An ideal that captures the imagination of a people eventually moves them to collective action. This idealism as a motivation has often been demonstrated in religion, politics, and social customs. However, not all ideals have been beneficial to our sociological category of life.

An ideal is something man aspires to. Ideals are not all virtuous. Some of them may be prompted by fear, superstition, or intolerance. Much religious persecution has been instituted by a wrong concept, an erroneous ideal. In our sociological category of life we all have known of previous ideals which have been modified or abolished.

Today we have political ideals which divide the world. Each political ideal has millions of followers. Therefore, this sociological category of life which we experience is primarily one of our own making.
The third category of life which we experience is the aesthetic. It is the highest order of life, as it extracts from life its greatest value. This value of life, this quality of the aesthetic, is beauty. What is this beauty and how do we recognize it?

Is the aesthetic sense inherited? Or do we acquire and develop it? Every noble human achievement in every capacity of human effort has had behind it an aesthetic impulsion.

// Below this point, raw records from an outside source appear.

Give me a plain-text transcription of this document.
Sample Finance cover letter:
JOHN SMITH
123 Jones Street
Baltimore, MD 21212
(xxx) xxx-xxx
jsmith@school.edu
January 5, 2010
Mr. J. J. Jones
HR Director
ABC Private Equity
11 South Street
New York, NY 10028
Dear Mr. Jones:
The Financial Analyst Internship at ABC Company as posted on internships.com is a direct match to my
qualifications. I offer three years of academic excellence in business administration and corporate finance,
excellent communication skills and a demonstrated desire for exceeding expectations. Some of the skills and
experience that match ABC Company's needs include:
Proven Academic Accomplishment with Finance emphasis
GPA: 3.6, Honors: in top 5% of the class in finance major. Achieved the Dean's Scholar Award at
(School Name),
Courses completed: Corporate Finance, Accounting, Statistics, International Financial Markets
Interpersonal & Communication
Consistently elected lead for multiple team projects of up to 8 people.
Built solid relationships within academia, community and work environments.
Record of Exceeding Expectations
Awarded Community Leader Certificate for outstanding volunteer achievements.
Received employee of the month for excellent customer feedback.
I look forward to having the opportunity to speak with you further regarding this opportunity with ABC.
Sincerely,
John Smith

Do we transmit the idea of beauty to things of our world which we call beautiful? Or do things arouse within us the consciousness of beauty? These are questions which philosophers have been pondering for centuries. Modern science in the realm of psychology has like wise assumed the quest for answer to these questions.
It seems appropriate to touch briefly on these old and new speculations and conclusions. Socrates said that love is a mediator between God and man. It is the aspiration of the incomplete toward that which will complete it. Step by step love moves forward, say Socrates. First, there is love of body, physical loveliness. Then, next, the beauty of mind and soul. Finally, there is loveliness in itself –absolute, separate, simple, everlasting.
Plato tells us that the joy of the beautiful is the imitation of the idea of good. It is in harmony with the good which we conceive. More simply put, there are certain values which we conceive as good. The beautiful, then, is that which represents or is in harmony with those ideas of good.
Immanuel Kant said that the beautiful has an a priori character. In other words, the notion of the beautiful is innate; it is an indwelling quality of man. The form that delights us has an outer relation to this a priori inner quality of beauty which we have.
However, this inner sense of beauty is formless. Consequently, there can be no beauty which is universally recognized by all men. Simply stated, the fullness of beauty arises in connection with objects which harmoniously relate to our personal sensitivity.
George Santayana, a modern philosopher, said that aesthetics is objectified pleasure. He meant that it is a form of empathy. In other words, we project our feeling of pleasure to some object.